Figure 4.

Effect of cirsiliol on epithelial and mesenchymal markers in B16F10 cells. (A) Representative micrographs of immunocytochemistry (400× magnification) and (B) graph with percentage of cells expressing E-cadherin and N-cadherin revealed that FN⁺/Cir (10 µM/48 h) increased cytoplasmic expression of E-cadherin and decreased that of N-cadherin with respect to FN⁺-induced cells. (C) Images of western blot and (D) quantitative expression of mean band intensity exhibited that FN-induced downregulation of E-cadherin and upregulation of N-cadherin was significantly reversed with FN⁺/Cir (10 µM/48 h).
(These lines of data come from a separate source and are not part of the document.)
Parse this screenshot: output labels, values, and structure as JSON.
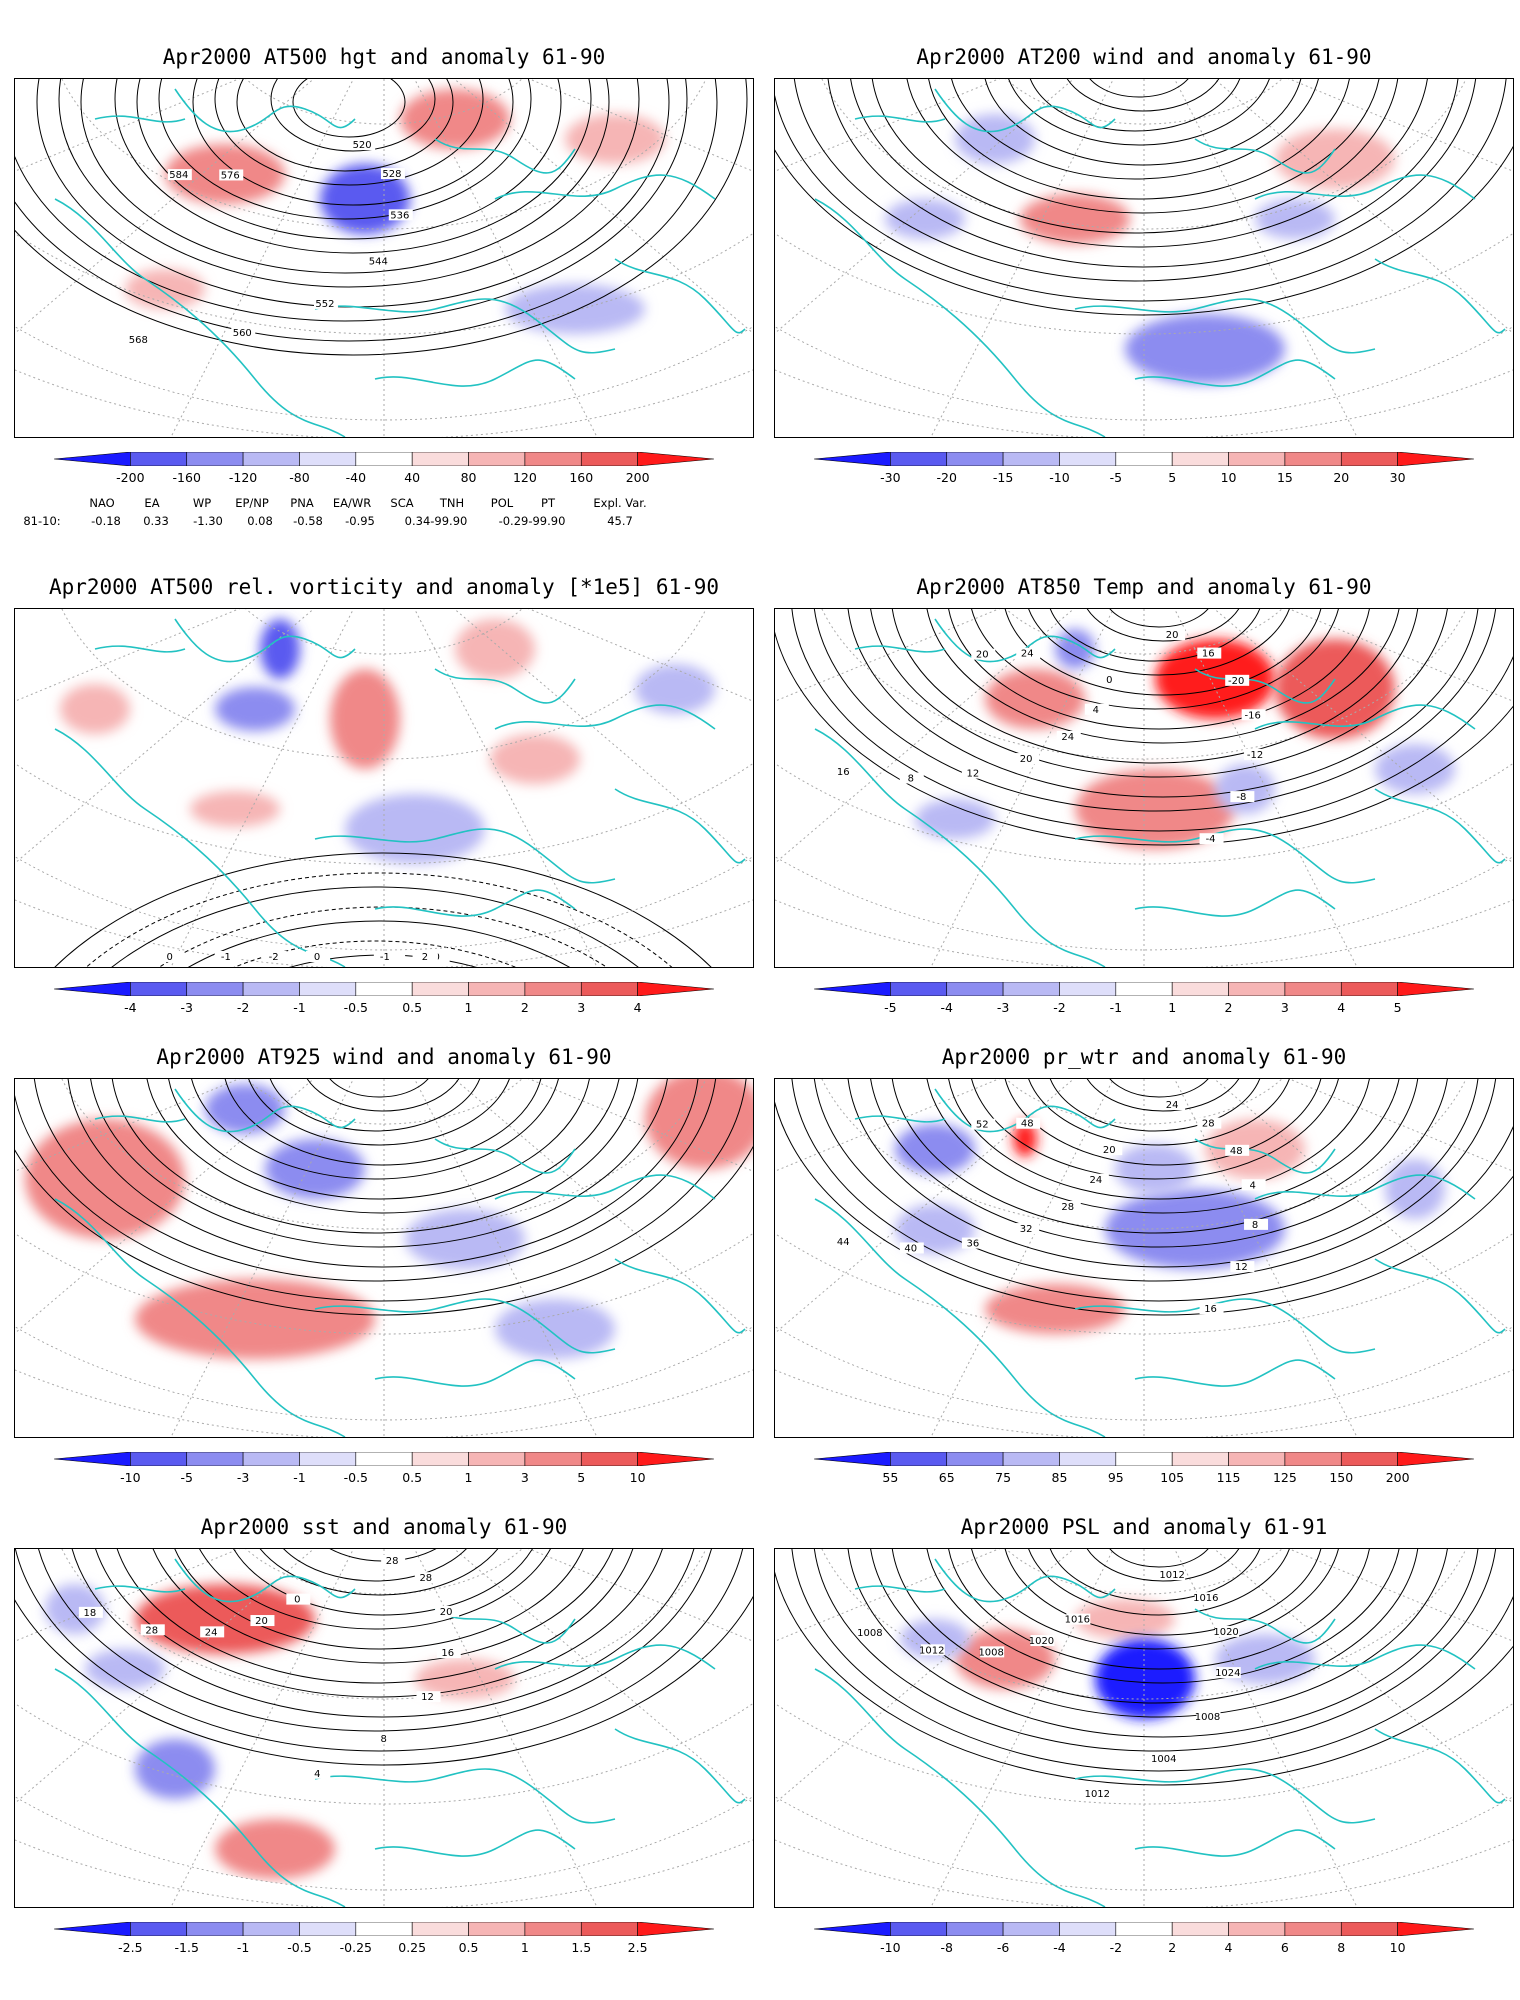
{
  "panels": [
    {
      "id": "hgt500",
      "title": "Apr2000 AT500 hgt and anomaly 61-90",
      "colorbar": [
        "-200",
        "-160",
        "-120",
        "-80",
        "-40",
        "40",
        "80",
        "120",
        "160",
        "200"
      ],
      "contour_labels": [
        "520",
        "528",
        "536",
        "544",
        "552",
        "560",
        "568",
        "576",
        "584"
      ]
    },
    {
      "id": "wind200",
      "title": "Apr2000 AT200 wind and anomaly 61-90",
      "colorbar": [
        "-30",
        "-20",
        "-15",
        "-10",
        "-5",
        "5",
        "10",
        "15",
        "20",
        "30"
      ],
      "contour_labels": []
    },
    {
      "id": "vort500",
      "title": "Apr2000 AT500 rel. vorticity and anomaly [*1e5] 61-90",
      "colorbar": [
        "-4",
        "-3",
        "-2",
        "-1",
        "-0.5",
        "0.5",
        "1",
        "2",
        "3",
        "4"
      ],
      "contour_labels": [
        "-1",
        "-2",
        "0",
        "2",
        "-1",
        "0",
        "1",
        "-2",
        "-1",
        "0"
      ]
    },
    {
      "id": "temp850",
      "title": "Apr2000 AT850 Temp and anomaly 61-90",
      "colorbar": [
        "-5",
        "-4",
        "-3",
        "-2",
        "-1",
        "1",
        "2",
        "3",
        "4",
        "5"
      ],
      "contour_labels": [
        "20",
        "16",
        "-20",
        "-16",
        "-12",
        "-8",
        "-4",
        "0",
        "4",
        "24",
        "20",
        "12",
        "8",
        "16",
        "24",
        "20"
      ]
    },
    {
      "id": "wind925",
      "title": "Apr2000 AT925 wind and anomaly 61-90",
      "colorbar": [
        "-10",
        "-5",
        "-3",
        "-1",
        "-0.5",
        "0.5",
        "1",
        "3",
        "5",
        "10"
      ],
      "contour_labels": []
    },
    {
      "id": "prwtr",
      "title": "Apr2000 pr_wtr and anomaly 61-90",
      "colorbar": [
        "55",
        "65",
        "75",
        "85",
        "95",
        "105",
        "115",
        "125",
        "150",
        "200"
      ],
      "contour_labels": [
        "24",
        "28",
        "48",
        "4",
        "8",
        "12",
        "16",
        "20",
        "24",
        "28",
        "32",
        "36",
        "40",
        "44",
        "48",
        "52"
      ]
    },
    {
      "id": "sst",
      "title": "Apr2000 sst and anomaly 61-90",
      "colorbar": [
        "-2.5",
        "-1.5",
        "-1",
        "-0.5",
        "-0.25",
        "0.25",
        "0.5",
        "1",
        "1.5",
        "2.5"
      ],
      "contour_labels": [
        "28",
        "28",
        "20",
        "16",
        "12",
        "8",
        "4",
        "0",
        "20",
        "24",
        "28",
        "18"
      ]
    },
    {
      "id": "psl",
      "title": "Apr2000 PSL and anomaly 61-91",
      "colorbar": [
        "-10",
        "-8",
        "-6",
        "-4",
        "-2",
        "2",
        "4",
        "6",
        "8",
        "10"
      ],
      "contour_labels": [
        "1012",
        "1016",
        "1020",
        "1024",
        "1008",
        "1004",
        "1012",
        "1016",
        "1020",
        "1008",
        "1012",
        "1008"
      ]
    }
  ],
  "index_table": {
    "headers": [
      "NAO",
      "EA",
      "WP",
      "EP/NP",
      "PNA",
      "EA/WR",
      "SCA",
      "TNH",
      "POL",
      "PT",
      "Expl. Var."
    ],
    "row_label": "81-10:",
    "values": [
      "-0.18",
      "0.33",
      "-1.30",
      "0.08",
      "-0.58",
      "-0.95",
      "0.34-99.90",
      "-0.29-99.90",
      "45.7"
    ]
  },
  "colors": {
    "coast": "#22c2c2",
    "neg_scale": [
      "#1a1aff",
      "#5a5af0",
      "#8c8cf0",
      "#b9b9f4",
      "#dedefa"
    ],
    "pos_scale": [
      "#fadcdc",
      "#f6b5b5",
      "#f08888",
      "#ec5a5a",
      "#ff1a1a"
    ]
  }
}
Vimentin did not show any significant change of expression by FN⁺/Cir (10 µM/48 h) with respect to FN⁺-induced cells. (E) The transcript profile images and the (F) mean band intensities showed that FN⁺-induced downregulation of E-cadherin and upregulation of N-cadherin was significantly counteracted with FN⁺/Cir (10 µM/48 h). Vimentin did not show any significant change of mRNA expression by FN⁺/Cir (10 µM/48 h) in comparison to FN⁺-induced cells. Cir: cirsiliol; FN⁺: cells were seeded in pre-coated (cellular FN 20 μg/mL for 2 h at 37 °C) petri dishes and further incubated for 48 h in presence of 5% FBS for induction of EMT; FN⁺/Cir (10 µM/48 h): cells were seeded in pre-coated (cellular FN 20 μg/mL for 2 h at 37 °C) petri dishes and treated with subjected to a non-cytotoxic dose of cirsiliol (10 µM) treatment for 48 h; M: DNA step ladder 100 bp. All quantitative results are expressed as mean ± SD based on three replicates. Scanned blots of Figure 4 are showed in Figure S1.